Wilhelm ne trouvait à toute l’affaire rien de bien remarquable, lorsque Mignon survint à la hâte, et protesta que le prisonnier était Frédéric, qui, depuis ses démêlés avec l’écuyer, avait disparu loin de la troupe et avait cessé de nous occuper.

Notre ami, que ce jeune garçon intéressait, accourut, et trouva déjà dans la cour du château les apprêts du supplice, car le comte aimait la solennité, même en ces occasions. Le jeune garçon fut amené ; Wilhelm intervint, et pria que l’on voulût bien faire une pause, attendu qu’il connaissait le jeune homme, et qu’il avait à donner d’abord sur son compte divers éclaircissements. Il eut de la peine à faire écouter ses représentations ; cependant il finit par obtenir la permission de s’entretenir seul à seul avec le délinquant. Celui-ci lui protesta qu’il ne savait absolument rien d’une attaque dont un comédien avait été victime ; il n’avait rôdé autour du château, et ne s’y était glissé de nuit que pour chercher Philine, dont il s’était fait indiquer la chambre, et il y serait certainement arrivé, si on ne l’avait surpris en chemin.

Wilhelm qui, pour l’honneur de la troupe, n’avait nulle envie de révéler cette liaison, courut à l’écuyer, et le pria, lui qui connaissait les personnes et la maison, d’arranger l’affaire et de délivrer Frédéric.

Cet homme enjoué composa, avec le secours de Wilhelm, une petite histoire : l’enfant avait fait partie de la troupe et s’était sauvé, mais il avait repris fantaisie de la rejoindre et d’y rentrer.

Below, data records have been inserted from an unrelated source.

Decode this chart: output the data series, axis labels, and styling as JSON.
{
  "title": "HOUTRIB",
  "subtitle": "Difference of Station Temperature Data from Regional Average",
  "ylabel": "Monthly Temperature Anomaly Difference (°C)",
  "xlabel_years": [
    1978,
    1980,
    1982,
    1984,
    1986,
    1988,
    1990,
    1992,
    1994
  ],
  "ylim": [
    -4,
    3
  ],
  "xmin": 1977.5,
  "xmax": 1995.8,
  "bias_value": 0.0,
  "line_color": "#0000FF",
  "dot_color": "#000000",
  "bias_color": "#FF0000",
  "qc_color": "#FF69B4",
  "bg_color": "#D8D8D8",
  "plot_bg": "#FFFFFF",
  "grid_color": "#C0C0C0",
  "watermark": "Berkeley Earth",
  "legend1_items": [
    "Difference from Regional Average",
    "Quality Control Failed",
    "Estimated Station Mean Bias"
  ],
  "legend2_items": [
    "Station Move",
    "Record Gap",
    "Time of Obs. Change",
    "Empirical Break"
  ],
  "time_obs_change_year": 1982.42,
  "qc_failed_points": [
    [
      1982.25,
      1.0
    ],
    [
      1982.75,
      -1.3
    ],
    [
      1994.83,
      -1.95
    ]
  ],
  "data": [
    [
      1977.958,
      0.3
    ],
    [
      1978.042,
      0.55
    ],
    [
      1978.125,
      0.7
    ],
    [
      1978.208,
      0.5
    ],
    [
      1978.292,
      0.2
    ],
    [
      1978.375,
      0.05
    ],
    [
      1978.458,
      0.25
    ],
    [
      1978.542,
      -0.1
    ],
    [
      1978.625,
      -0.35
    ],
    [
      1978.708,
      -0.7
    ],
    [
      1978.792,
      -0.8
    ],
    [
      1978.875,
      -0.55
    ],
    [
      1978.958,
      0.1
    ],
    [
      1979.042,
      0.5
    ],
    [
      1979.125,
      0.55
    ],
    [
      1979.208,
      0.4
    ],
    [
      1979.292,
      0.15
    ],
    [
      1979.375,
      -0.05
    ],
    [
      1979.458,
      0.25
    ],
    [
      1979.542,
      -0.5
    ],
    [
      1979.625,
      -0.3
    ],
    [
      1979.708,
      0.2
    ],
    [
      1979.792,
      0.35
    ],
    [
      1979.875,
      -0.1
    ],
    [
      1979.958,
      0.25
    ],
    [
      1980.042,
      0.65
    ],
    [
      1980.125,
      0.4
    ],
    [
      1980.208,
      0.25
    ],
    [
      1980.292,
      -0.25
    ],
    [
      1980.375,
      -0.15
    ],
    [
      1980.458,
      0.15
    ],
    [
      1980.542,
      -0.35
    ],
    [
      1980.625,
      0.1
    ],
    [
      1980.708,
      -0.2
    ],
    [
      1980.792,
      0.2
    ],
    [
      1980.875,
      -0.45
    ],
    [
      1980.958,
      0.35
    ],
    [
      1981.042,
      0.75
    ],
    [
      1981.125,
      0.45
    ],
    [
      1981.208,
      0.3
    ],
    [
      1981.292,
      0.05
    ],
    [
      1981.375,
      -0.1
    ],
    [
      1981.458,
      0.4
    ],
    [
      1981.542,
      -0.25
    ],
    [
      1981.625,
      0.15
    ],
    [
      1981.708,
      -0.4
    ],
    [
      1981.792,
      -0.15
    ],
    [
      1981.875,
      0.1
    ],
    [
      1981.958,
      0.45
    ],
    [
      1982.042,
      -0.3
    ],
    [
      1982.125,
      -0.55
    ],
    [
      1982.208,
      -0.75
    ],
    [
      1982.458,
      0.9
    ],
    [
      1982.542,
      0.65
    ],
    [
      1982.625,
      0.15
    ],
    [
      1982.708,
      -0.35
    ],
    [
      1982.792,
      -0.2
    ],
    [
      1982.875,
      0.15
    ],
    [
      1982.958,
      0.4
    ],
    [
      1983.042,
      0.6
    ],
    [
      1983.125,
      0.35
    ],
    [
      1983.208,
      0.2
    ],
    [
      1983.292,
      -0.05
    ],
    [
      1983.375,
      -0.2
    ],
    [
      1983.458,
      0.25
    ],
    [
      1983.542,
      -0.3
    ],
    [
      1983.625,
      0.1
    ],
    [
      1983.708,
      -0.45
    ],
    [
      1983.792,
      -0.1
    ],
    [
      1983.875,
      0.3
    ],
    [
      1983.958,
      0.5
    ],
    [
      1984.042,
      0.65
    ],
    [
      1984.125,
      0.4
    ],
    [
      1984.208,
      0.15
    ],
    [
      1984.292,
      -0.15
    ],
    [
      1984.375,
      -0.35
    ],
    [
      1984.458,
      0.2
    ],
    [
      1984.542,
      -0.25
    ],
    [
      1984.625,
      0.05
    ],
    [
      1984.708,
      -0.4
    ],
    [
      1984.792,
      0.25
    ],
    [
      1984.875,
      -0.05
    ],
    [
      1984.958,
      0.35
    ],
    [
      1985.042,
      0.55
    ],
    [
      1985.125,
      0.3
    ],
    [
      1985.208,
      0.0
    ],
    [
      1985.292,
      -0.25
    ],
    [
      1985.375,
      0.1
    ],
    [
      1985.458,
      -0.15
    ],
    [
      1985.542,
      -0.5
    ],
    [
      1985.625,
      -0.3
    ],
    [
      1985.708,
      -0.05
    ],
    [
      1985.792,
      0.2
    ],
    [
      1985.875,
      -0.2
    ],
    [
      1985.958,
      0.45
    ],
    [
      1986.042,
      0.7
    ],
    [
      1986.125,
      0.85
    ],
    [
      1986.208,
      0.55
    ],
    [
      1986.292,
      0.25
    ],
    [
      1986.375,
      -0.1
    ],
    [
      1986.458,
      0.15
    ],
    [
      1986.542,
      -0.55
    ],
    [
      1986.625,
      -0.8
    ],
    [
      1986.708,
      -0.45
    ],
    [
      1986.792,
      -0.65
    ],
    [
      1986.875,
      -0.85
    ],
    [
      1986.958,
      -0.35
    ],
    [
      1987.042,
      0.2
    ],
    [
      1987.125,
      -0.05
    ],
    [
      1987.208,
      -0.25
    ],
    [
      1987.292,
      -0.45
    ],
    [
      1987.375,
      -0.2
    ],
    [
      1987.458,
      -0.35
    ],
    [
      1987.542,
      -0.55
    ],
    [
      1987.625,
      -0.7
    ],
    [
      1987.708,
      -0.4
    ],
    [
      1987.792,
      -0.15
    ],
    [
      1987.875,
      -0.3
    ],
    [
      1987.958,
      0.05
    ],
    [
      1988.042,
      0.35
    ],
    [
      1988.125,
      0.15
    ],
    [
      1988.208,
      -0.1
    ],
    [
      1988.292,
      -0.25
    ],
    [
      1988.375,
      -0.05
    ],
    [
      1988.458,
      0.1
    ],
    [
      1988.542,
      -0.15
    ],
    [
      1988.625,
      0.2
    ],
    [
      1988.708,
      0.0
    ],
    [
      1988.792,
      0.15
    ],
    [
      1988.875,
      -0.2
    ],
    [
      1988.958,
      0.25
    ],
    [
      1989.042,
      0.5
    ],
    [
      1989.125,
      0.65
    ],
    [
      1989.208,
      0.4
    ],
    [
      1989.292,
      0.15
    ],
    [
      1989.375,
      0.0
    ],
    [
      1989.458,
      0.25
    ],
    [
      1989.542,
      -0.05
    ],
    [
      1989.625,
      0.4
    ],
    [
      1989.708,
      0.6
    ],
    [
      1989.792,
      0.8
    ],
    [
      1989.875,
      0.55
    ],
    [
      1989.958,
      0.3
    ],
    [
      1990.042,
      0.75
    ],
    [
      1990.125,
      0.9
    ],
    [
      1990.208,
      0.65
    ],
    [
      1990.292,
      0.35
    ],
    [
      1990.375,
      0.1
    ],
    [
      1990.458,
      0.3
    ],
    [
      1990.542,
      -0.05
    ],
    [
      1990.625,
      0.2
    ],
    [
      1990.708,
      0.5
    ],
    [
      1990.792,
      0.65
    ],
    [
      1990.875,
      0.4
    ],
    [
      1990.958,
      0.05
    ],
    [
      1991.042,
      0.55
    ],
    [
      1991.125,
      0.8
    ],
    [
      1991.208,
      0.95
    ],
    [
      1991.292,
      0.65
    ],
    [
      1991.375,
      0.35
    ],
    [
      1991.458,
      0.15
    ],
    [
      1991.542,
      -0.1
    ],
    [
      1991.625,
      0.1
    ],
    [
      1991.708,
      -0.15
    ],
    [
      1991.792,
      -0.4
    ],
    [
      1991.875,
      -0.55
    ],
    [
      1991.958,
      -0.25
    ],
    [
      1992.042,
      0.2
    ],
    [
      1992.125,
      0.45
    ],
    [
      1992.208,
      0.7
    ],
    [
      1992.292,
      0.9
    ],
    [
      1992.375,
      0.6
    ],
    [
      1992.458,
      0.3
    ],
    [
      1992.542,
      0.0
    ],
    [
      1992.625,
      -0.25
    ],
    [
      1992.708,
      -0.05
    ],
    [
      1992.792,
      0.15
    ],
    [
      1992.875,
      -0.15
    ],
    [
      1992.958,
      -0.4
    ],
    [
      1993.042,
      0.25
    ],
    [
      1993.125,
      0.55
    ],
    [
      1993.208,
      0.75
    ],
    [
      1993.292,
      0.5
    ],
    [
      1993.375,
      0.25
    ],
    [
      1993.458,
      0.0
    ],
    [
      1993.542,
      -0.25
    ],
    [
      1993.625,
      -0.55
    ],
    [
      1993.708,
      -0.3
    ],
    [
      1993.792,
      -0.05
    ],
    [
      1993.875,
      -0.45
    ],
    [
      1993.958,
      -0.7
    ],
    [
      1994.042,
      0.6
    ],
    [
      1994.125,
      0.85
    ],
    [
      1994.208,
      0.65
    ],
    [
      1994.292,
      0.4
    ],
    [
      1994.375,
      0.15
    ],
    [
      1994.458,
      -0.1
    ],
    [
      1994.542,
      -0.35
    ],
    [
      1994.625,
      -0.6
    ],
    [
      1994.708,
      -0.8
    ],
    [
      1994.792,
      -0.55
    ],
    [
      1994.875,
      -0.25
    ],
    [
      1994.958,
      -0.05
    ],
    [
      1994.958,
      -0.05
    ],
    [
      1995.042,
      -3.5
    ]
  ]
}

Il avait voulu aller de nuit à la recherche de ses protecteurs, pour obtenir leur appui. On déclara du reste qu’il s’était toujours bien conduit ; les dames s’en mêlèrent, et il fut relâché.

Wilhelm se chargea de lui : c’était le troisième membre de la singulière famille que, depuis quelque temps, il regardait comme la sienne. Le vieillard et Mignon accueillirent avec amitié le déserteur, et tous trois s’unirent dès lors pour servir avec zèle leur protecteur et leur ami, et pour lui être agréables.